Ce qui pose problème, c’est qu’Emmanuel Macron, a utilisé ce mot à dessein. Il ne le lui a pas échappé. C’est au cours d’une interview donnée au journal populaire Le Parisien qu’il s’est exprimé ainsi, interview qu’il a relue avant publication, lui et ses conseillers. Depuis, il assume cette expression en toute clarté.
Donc, Macron pense qu’il faut utiliser le langage vulgaire pour toucher le peuple. C’est une démarche politique qui s’appelle le populisme.
Ce ne fut pas le cas de Nicolas Sarkozy qui, insulté par un adolescent de la banlieue, lui a répondu sur le champ par «Pauvre con». Il ne l’avait pas préparé. Sarkozy avait réagi d’instinct. Il l’a regretté. Cette insulte le poursuit jusqu’à aujourd’hui et Macron n’échappera pas à cette casserole langagière.
La presse rappelle dans son ensemble la phrase de Georges Pompidou qui, dans une note confidentielle, avait écrit, pour répondre à une proposition d’un de ses conseillers: «il ne faut pas emmerder les Français». Ça, c’est autre chose. Ce n’est pas une déclaration publique. Et puis Pompidou défend les citoyens, prend leur parti contre l’administration.
Cela étant, est-ce que la sortie de Macron a eu quelque efficacité? Aucune.
Aurait-il dit «je ferai tout pour convaincre les non-vaccinés de se laisser se vacciner…», peut-être certains l’auraient entendu, ou même «les opposants au vaccin nous emmerdent…».
Il aurait même utilisé la mort des frères Bogdanov, assez populaires dans les médias, pour démontrer que refuser de se faire vacciner entraîne dans certains cas la mort et l’engorgement des hôpitaux. Les jumeaux sont morts l’un après l’autre, victimes de leur entêtement à ne pas recevoir un vaccin. Le pire c’est qu’ils se disaient «scientifiques».
Mais Macron pense être plus malin que tout le monde. Il manque de recul, il manque d’expérience de vie avec ses épreuves, ses difficultés quotidiennes. De la fac il est passé à la banque Rothschild, de là, à l’Elysée en tant second secrétaire général puis ministre de l’Economie, et de là de simple ministre il est devenu président de la République. Pas le temps de vivre et de se frotter contre la réalité avec tout ce qu’elle comporte comme épreuves.

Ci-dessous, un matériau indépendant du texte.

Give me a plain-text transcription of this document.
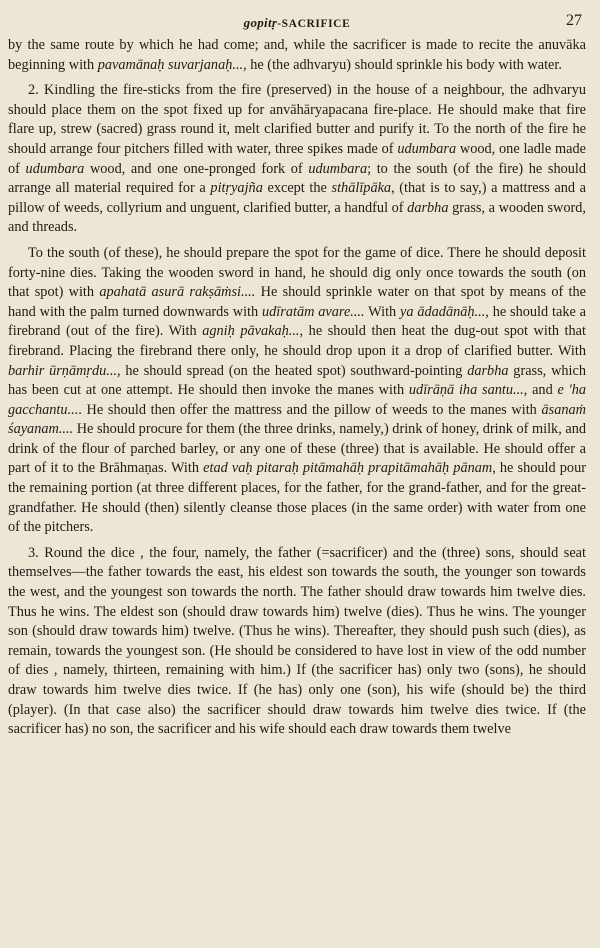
gopitṛ-SACRIFICE	27

by the same route by which he had come; and, while the sacrificer is made to recite the anuvāka beginning with pavamānaḥ suvarjanaḥ..., he (the adhvaryu) should sprinkle his body with water.

2. Kindling the fire-sticks from the fire (preserved) in the house of a neighbour, the adhvaryu should place them on the spot fixed up for anvāhāryapacana fire-place. He should make that fire flare up, strew (sacred) grass round it, melt clarified butter and purify it. To the north of the fire he should arrange four pitchers filled with water, three spikes made of udumbara wood, one ladle made of udumbara wood, and one one-pronged fork of udumbara; to the south (of the fire) he should arrange all material required for a pitṛyajña except the sthālīpāka, (that is to say,) a mattress and a pillow of weeds, collyrium and unguent, clarified butter, a handful of darbha grass, a wooden sword, and threads.

To the south (of these), he should prepare the spot for the game of dice. There he should deposit forty-nine dies. Taking the wooden sword in hand, he should dig only once towards the south (on that spot) with apahatā asurā rakṣāṁsi.... He should sprinkle water on that spot by means of the hand with the palm turned downwards with udīratām avare.... With ya ādadānāḥ..., he should take a firebrand (out of the fire). With agniḥ pāvakaḥ..., he should then heat the dug-out spot with that firebrand. Placing the firebrand there only, he should drop upon it a drop of clarified butter. With barhir ūrṇāmṛdu..., he should spread (on the heated spot) southward-pointing darbha grass, which has been cut at one attempt. He should then invoke the manes with udīrāṇā iha santu..., and e 'ha gacchantu.... He should then offer the mattress and the pillow of weeds to the manes with āsanaṁ śayanam.... He should procure for them (the three drinks, namely,) drink of honey, drink of milk, and drink of the flour of parched barley, or any one of these (three) that is available. He should offer a part of it to the Brāhmaṇas. With etad vaḥ pitaraḥ pitāmahāḥ prapitāmahāḥ pānam, he should pour the remaining portion (at three different places, for the father, for the grand-father, and for the great-grandfather. He should (then) silently cleanse those places (in the same order) with water from one of the pitchers.

3. Round the dice , the four, namely, the father (=sacrificer) and the (three) sons, should seat themselves—the father towards the east, his eldest son towards the south, the younger son towards the west, and the youngest son towards the north. The father should draw towards him twelve dies. Thus he wins. The eldest son (should draw towards him) twelve (dies). Thus he wins. The younger son (should draw towards him) twelve. (Thus he wins). Thereafter, they should push such (dies), as remain, towards the youngest son. (He should be considered to have lost in view of the odd number of dies , namely, thirteen, remaining with him.) If (the sacrificer has) only two (sons), he should draw towards him twelve dies twice. If (he has) only one (son), his wife (should be) the third (player). (In that case also) the sacrificer should draw towards him twelve dies twice. If (the sacrificer has) no son, the sacrificer and his wife should each draw towards them twelve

La campagne électorale a commencé il y a quelques mois quand il a décidé de punir les citoyens maghrébins en réduisant de moitié la délivrance des visas pour la France. Il a envoyé là un message à Marine Le Pen et à Eric Zemmour, obsédés par l’entrée en France des étrangers.
Aujourd’hui, il veut faire «peuple». Malheureux! A voir, à lire et écouter les commentaires, il a donné à tout le monde une bonne occasion pour se faire taper dessus. Masochiste? Peut-être? Maladroit, c’est sûr.
On ne voit pas Mitterrand, ni Chirac ni Giscard parler ainsi. Ils avaient une haute idée de la fonction et pesaient chaque mot avant de le prononcer surtout dans un entretien avec la presse. Ce qui ne les empêchait pas de préparer quelques expressions assassines comme «vous n’avez pas le monopole du cœur, Monsieur le Président», phrase dite par Giscard face à Mitterrand, lequel a dit de celui-ci: «vous n’êtes pas un homme du passé, vous êtes un homme du passif». Ces piques, ont été préparées et dites au bon moment.
Macron cherche à impressionner avec des mots qui l’aideraient à se faire réélire.
La campagne nous réserve d’autres surprises. Je sais qu’une partie de nos citoyens suit les informations françaises avec grand intérêt. Zemmour les énerve, Marine Le Pen les agace, les écolos les indiffèrent, et Macron les inquiète.
Une chose est sûre: quel que soit le prochain président, il ou elle ne reconnaîtra pas la souveraineté marocaine sur le Sahara. L’Algérie les culpabilise assez pour ne pas la chagriner. C’est un vieux dossier. Et ce n’est pas demain que la France changera de position.